We know that the rate of heat conducted per unit time is given by
$\dfrac{q}{T} = k\dfrac{{A\Delta T}}{l}$ (1)
Substituting $k = K$, $A = {A_1}$, $l = L$, $\Delta T = {T_2} - {T_1}$, $q = Q$ and $T = t$, we get
$\dfrac{Q}{t} = K\dfrac{{{A_1}\left( {{T_2} - {T_1}} \right)}}{L}$....................(2)
Now, according to the question, the rod is melted and from that a new rod of half the radius is formed. We know that the area of cross section is related to the radius as
${A_1} = \pi {r^2}$................(3)
Putting $r' = \dfrac{r}{2}$, we get
${A_2} = \pi {\left( {\dfrac{r}{2}} \right)^2}$
${A_2} = \dfrac{{\pi {r^2}}}{4}$
Putting (3) in the above equation, we get
${A_2} = \dfrac{{{A_1}}}{4}$...................(4)
Since the material of the rod is still the same, there is no change in the thermal conductivity.

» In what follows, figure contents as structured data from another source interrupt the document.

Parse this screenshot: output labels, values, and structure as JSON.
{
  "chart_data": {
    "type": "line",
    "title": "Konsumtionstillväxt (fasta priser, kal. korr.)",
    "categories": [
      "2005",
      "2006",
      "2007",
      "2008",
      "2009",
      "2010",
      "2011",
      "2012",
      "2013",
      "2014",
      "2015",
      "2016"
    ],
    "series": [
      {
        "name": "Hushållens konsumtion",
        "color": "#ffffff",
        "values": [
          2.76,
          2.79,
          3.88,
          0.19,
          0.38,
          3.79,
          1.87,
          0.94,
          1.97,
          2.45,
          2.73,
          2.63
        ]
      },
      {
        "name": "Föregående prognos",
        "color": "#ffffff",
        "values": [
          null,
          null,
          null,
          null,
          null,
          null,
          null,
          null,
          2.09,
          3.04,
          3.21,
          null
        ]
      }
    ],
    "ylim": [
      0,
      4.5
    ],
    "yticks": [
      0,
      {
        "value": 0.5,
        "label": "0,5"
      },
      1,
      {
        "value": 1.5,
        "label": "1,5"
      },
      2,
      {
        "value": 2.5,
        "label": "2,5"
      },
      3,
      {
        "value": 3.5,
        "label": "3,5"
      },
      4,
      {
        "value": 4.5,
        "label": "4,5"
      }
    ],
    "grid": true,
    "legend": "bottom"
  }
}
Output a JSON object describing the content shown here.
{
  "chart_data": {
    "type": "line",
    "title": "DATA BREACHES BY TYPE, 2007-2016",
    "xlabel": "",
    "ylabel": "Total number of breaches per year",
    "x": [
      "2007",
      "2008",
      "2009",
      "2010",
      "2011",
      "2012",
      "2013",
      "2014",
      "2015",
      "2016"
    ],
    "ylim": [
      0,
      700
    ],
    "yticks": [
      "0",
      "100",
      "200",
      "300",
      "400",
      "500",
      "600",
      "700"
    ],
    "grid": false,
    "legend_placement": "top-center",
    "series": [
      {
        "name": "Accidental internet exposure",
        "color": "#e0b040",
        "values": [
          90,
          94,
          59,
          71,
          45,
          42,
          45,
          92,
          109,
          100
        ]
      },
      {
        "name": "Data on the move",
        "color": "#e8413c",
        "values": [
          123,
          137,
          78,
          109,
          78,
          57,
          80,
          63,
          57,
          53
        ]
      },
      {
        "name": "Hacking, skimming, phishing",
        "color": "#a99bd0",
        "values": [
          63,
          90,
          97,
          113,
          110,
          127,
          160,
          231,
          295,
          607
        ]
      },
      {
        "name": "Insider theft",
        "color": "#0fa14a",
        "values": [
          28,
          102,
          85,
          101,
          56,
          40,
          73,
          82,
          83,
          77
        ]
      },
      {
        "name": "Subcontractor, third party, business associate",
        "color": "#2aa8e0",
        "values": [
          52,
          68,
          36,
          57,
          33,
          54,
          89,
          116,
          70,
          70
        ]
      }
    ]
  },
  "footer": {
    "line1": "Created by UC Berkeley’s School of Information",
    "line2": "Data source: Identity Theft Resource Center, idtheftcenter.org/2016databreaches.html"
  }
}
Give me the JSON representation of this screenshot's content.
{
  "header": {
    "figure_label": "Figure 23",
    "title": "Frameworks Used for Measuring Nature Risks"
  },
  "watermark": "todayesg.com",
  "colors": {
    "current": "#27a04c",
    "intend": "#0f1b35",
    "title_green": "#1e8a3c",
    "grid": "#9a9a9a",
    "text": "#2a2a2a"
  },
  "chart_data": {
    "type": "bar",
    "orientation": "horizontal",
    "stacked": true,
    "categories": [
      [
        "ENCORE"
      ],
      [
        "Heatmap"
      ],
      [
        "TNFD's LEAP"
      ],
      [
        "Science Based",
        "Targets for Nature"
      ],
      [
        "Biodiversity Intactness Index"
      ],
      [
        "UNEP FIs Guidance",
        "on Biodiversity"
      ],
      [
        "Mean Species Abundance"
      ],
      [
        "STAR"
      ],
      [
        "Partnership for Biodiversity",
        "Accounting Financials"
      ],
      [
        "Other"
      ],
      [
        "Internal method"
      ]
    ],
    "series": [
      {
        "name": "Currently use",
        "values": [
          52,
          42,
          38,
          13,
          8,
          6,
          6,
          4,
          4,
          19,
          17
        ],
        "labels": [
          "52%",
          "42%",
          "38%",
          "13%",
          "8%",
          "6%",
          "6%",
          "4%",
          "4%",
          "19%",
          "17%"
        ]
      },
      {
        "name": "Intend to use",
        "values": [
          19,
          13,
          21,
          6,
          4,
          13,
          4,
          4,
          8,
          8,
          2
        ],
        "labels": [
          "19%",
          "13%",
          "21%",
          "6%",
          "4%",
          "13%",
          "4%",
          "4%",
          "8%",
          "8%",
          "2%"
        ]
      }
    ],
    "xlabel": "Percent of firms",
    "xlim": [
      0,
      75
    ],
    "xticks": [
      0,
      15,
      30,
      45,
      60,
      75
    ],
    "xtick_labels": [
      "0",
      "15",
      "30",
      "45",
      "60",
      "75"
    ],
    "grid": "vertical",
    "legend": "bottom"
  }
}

Also, there is no change in the length and the temperature of the reservoirs. Therefore, if $Q'$ is the heat conducted by the new rod in time $t$, then it is given by
$\dfrac{{Q'}}{t} = K\dfrac{{{A_2}\left( {{T_2} - {T_1}} \right)}}{L}$ ……………...(5)
Dividing (5) by (2) we get
$\dfrac{{\dfrac{{Q'}}{t}}}{{\dfrac{Q}{t}}} = \dfrac{{K\dfrac{{{A_2}\left( {{T_2} - {T_1}} \right)}}{L}}}{{K\dfrac{{{A_1}\left( {{T_2} - {T_1}} \right)}}{L}}}$
$\Rightarrow \dfrac{{Q'}}{Q} = \dfrac{{{A_2}}}{{{A_1}}}$
Putting (4) above, we get
$\dfrac{{Q'}}{Q} = \dfrac{{{A_1}}}{{4{A_1}}}$
$\Rightarrow Q' = \dfrac{Q}{4}$

Hence, the correct answer is option A.

Note: If we do not remember the formula for the heat conducted per unit time, then we can use the analogy between the electric current and the heat to derive the same. As we know that the resistance is given by $R = \rho \dfrac{l}{A}$ and the electric current is given by $I = \dfrac{V}{R}$. Combining these two, we get the current as $I = \dfrac{{AV}}{{\rho l}}$. The electric current is equivalent to the heat per unit time, the potential difference is equivalent to the temperature difference, and the reciprocal of resistivity is equivalent to the thermal conductivity.